SEXTO.-Recibidas las actuaciones en esta sala y personadas ante la misma ambas partes, el recurso fue admitido por auto de 14 de julio de 2021, a continuación de lo cual la parte recurrida presentó escrito de oposición al recurso solicitando su desestimación con imposición de costas a la parte recurrente.

SÉPTIMO.-Por providencia de 13 de junio del corriente año se nombró ponente al que lo es en este trámite y se acordó resolver el recurso sin celebración de vista, señalándose para votación y fallo el siguiente día 22, en que ha tenido lugar.

Fundamentos

PRIMERO.-El presente recurso de casación se interpone por el banco demandado, condenado en ambas instancias como avalista colectivo al pago de los anticipos efectuados por el demandante para la compra de una unidad alojativa perteneciente a un conjunto inmobiliario en construcción específicamente destinado a uso hotelero. La cuestión primordial consiste en determinar si la Ley 57/1968 era o no aplicable a dicha compraventa, pues el banco, reiterando lo aducido al contestar a la demanda y en su recurso de apelación, defiende en el primer motivo de casación que dicha ley no es aplicable por ausencia de finalidad residencial.

Son antecedentes relevantes para la decisión del recurso los siguientes:

1.Hechos probados o no discutidos:

1.1. Con fecha 25 de septiembre de 2006, D. Carlos Manuel, con el asesoramiento del despacho de abogados AG2 Asesores (Gutiérrez and Partners, S.L.) suscribió con la promotora Proyectos Antele, S.L. (luego Urbanizadora Costa Palatinum S.L.) un contrato privado de compraventa (doc. 1 de la demanda) que tuvo por objeto la 'unidad alojativa' constituida por el 'apartamento NUM000' perteneciente a un complejo hotelero denominado 'Apartotel DIRECCION000' que la vendedora proyectaba construir en una finca de su propiedad integrada en el ámbito territorial del Plan Parcial Mosa Trajectum y ubicada en la pedanía murciana de Baños y Mendigo.

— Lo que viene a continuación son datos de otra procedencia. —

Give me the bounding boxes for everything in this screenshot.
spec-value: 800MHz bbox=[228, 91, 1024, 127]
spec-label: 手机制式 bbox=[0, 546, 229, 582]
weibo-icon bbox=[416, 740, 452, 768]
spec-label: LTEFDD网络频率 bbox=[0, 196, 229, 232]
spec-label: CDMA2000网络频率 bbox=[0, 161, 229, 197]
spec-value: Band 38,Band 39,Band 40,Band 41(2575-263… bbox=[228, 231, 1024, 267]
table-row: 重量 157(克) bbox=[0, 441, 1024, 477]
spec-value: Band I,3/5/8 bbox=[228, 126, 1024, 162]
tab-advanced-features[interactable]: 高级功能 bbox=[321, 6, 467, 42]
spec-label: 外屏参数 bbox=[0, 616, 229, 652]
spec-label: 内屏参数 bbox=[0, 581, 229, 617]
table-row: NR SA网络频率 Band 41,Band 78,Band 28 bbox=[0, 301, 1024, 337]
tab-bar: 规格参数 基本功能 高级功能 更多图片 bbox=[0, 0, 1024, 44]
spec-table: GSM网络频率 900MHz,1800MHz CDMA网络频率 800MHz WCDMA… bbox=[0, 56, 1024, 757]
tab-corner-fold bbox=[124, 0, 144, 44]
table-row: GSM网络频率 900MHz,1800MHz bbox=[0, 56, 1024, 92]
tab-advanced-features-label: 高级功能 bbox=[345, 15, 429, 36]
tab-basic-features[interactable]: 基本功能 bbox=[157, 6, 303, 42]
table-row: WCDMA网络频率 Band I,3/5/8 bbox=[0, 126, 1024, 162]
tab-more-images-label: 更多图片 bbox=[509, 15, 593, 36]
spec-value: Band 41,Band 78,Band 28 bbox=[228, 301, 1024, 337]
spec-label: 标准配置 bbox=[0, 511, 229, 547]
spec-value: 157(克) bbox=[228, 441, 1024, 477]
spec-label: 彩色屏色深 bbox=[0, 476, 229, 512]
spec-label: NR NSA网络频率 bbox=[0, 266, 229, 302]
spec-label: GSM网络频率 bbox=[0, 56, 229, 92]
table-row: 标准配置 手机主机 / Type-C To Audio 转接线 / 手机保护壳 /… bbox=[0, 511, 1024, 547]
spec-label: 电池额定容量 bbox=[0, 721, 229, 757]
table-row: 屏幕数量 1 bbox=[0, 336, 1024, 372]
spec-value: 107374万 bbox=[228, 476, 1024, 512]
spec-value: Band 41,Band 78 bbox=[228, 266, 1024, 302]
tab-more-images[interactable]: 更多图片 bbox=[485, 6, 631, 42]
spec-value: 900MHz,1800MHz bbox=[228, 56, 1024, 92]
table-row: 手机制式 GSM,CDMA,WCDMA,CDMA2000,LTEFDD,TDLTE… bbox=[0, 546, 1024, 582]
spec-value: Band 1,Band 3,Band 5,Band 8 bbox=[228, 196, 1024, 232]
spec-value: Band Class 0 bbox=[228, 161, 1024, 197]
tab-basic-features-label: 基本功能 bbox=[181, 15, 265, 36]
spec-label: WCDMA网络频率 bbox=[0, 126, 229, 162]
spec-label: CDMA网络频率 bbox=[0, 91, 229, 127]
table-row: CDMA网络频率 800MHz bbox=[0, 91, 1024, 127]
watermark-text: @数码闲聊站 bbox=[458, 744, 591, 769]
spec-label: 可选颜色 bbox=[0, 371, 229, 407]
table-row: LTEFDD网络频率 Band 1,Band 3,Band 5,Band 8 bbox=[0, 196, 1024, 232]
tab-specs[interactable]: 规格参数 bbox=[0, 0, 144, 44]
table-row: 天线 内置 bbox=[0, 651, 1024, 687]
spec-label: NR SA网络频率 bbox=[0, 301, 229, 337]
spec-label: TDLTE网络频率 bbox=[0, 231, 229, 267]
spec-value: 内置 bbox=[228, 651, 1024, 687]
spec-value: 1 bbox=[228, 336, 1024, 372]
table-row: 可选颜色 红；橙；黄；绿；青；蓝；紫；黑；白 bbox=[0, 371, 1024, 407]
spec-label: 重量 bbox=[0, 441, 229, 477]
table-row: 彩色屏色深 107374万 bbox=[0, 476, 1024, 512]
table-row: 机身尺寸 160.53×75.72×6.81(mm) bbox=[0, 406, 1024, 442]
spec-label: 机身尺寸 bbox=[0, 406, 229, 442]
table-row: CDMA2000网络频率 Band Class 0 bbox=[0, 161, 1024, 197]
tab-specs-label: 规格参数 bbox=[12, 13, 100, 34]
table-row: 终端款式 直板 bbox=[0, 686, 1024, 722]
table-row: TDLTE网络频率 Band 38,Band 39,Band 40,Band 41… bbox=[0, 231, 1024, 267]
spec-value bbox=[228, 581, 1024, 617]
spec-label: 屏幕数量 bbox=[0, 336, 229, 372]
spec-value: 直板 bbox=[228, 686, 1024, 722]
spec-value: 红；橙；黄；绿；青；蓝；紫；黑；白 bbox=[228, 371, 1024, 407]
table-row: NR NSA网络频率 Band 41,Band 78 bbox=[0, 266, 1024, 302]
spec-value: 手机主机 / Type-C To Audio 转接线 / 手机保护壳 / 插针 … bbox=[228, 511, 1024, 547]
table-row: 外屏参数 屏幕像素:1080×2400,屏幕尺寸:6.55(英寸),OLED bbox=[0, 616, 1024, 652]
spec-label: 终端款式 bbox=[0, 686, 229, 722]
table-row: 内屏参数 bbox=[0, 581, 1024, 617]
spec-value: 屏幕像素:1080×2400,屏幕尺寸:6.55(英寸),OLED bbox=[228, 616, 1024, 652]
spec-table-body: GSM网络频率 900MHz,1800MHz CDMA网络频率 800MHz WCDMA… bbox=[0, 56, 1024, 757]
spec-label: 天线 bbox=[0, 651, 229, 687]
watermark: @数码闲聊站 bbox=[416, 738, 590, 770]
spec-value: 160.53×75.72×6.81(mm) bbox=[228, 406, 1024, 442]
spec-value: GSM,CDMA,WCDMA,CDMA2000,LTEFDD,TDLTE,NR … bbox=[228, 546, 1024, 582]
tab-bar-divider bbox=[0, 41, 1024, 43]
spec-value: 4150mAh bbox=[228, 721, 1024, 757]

Junto con el contrato de compraventa, ese mismo día se suscribió un contrato de arrendamiento para la explotación de la citada unidad alojativa (doc. 2 de la demanda).

1.2. En lo que ahora interesa:

a) según la estipulación primera del contrato de compraventa, apdo. 1.2. ('Destino de la unidad alojativa. Régimen legal de apartotel'):

'El apartotel (del que formará parte la unidad/es alojativa/s objeto de compraventa) es un establecimiento hotelero constituido en una unidad de explotación y que, por su estructura y servicios, dispondrá de las instalaciones adecuadas para la conservación, elaboración y consumo de alimentos dentro de cada unidad de alojamiento.

'Con carácter previo a la realización de la actividad propia de establecimiento hotelero, se obtendrá de la Consejería de Turismo, Comercio y Consumo la autorización de apertura y clasificación turística.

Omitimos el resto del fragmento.